The operating loss was £3.74 million compared to a profit of £3.4 million for the period in 2008. This included a loss of £1.06 million for the debt suffered due to Woolworths going into administration.
Basic loss per share was 8.44 pence per share compared to earnings of 5.51 pence at 2008 half-year point and 12.03 pence at the financial year-ended August 2008.
Cash and cash equivalents amounted to £3.8 million, against £5.4 million year-on-year. The group currently has no borrowings and has unused finance facilities available totalling approximately £5.65 million.
Richard King, chairman commented: “The group has had its share of difficulties which, as anticipated, resulted in a trading loss for the first half of this financial year.
“However, I am pleased to note that, despite the unprecedented economic turmoil, the group is beginning to benefit from its cost control programme and new product ranges coming on stream, both of which provide an improved trading platform.

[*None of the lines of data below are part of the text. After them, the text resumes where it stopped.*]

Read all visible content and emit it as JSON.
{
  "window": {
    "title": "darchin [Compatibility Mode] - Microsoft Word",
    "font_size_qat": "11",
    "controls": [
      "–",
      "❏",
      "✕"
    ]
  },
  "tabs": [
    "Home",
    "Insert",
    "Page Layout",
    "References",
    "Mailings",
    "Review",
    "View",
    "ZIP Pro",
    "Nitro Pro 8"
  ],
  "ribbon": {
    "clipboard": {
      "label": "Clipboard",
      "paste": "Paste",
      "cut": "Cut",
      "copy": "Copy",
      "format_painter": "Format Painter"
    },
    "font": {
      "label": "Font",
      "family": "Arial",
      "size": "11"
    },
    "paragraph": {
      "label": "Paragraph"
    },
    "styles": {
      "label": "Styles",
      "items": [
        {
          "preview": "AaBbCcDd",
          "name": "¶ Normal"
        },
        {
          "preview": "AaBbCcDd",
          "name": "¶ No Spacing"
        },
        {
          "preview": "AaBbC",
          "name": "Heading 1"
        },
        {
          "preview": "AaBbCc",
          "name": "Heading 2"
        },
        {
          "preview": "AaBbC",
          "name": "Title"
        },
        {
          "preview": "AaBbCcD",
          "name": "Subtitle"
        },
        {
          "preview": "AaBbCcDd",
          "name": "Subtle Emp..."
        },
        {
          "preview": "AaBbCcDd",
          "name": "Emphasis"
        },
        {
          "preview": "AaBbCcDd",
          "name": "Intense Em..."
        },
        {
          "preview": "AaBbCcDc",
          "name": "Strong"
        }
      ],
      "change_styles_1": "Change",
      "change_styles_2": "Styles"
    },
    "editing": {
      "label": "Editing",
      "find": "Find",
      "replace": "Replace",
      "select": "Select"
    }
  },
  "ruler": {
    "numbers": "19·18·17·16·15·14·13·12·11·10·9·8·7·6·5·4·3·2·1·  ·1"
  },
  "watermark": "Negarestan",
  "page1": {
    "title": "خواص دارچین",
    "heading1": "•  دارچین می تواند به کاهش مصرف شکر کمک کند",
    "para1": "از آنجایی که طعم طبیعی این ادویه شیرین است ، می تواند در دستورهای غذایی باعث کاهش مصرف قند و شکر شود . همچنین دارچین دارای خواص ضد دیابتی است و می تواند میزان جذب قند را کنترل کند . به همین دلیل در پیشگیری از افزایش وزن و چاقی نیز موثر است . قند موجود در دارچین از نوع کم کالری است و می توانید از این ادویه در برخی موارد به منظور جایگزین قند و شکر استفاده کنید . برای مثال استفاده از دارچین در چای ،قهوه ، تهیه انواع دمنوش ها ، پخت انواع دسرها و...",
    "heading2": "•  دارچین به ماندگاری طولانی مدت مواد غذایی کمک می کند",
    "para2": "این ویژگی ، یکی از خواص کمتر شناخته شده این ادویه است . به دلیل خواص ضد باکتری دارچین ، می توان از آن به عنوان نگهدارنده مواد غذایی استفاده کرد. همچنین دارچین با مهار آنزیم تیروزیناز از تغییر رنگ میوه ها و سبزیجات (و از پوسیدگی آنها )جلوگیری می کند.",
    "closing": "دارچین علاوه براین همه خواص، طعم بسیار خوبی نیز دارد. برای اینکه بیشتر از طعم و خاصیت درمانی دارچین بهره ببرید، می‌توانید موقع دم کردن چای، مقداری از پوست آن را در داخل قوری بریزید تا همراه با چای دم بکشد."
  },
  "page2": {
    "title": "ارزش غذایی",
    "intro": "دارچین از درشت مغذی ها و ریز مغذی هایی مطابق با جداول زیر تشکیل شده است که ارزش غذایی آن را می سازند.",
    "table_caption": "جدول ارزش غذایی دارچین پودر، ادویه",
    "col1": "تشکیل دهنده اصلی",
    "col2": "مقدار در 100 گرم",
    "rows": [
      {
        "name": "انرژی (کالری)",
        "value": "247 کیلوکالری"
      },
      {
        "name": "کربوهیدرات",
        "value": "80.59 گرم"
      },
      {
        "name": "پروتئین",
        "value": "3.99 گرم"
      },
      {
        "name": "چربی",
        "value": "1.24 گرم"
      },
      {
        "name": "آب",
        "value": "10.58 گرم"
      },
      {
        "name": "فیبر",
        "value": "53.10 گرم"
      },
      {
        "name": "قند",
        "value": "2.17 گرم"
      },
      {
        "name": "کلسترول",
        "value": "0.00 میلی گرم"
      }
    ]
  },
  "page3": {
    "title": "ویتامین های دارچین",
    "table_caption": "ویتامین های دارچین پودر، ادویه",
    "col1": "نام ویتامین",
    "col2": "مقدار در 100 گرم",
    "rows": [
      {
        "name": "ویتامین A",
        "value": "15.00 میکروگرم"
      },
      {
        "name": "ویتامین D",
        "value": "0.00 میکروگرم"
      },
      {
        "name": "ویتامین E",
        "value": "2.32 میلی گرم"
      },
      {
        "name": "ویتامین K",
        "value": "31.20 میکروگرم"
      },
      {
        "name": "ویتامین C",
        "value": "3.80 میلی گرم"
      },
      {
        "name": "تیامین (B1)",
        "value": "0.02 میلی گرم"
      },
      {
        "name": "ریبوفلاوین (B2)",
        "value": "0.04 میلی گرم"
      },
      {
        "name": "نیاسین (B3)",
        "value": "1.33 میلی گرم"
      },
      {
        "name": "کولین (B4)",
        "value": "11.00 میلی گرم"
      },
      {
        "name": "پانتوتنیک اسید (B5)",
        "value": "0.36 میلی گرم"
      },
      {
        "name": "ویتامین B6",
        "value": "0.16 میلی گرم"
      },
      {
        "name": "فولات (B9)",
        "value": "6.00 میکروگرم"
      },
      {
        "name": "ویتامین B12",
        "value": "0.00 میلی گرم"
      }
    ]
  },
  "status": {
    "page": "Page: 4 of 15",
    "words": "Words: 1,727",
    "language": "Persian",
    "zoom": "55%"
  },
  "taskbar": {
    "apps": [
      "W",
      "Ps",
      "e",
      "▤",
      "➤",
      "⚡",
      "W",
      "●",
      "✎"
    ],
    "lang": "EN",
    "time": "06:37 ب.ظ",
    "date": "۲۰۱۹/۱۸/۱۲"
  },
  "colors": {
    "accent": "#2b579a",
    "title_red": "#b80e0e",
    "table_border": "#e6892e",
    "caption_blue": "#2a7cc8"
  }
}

"Overall, we have renewed confidence for the medium term even though the outlook will remain challenging.”
Summing up trading to date, King continued that the six-month period has already been one of two halves.
The first four months saw the failure of Woolworths, one of Character's key customers and a major toy retailer.
Margins were also adversely impacted by the need for placement of excess stocks to ensure that the Groups cash flow remained in good shape. This situation was further exacerbated by a low consumer confidence in the winter trading period
The impact of adverse currency movements and the higher costs of goods and services out of the Far East also impacted the first four months.
In the last two months of the first half of the current financial year, January and February, Character reported a marked improvement in trading with solid revenues meeting expectations.
The firm has managed to re-align its promotional spend to the revised sales levels and maintained these costs within budget.
Throughout these months, the company also saw a stabilisation of margins, the fluctuations in currency movements normalising and benefits from its cost base reduction programme.
For the future, the group is predicting that subject to a return to a more normal marketplace, acceptable margin levels should be maintained during the second half with a range of product development including the licensed HM Forces range.
King continued: “Whilst we anticipate trading profitably during the remainder of the financial year, we do not expect to recover the losses of the first half, in full."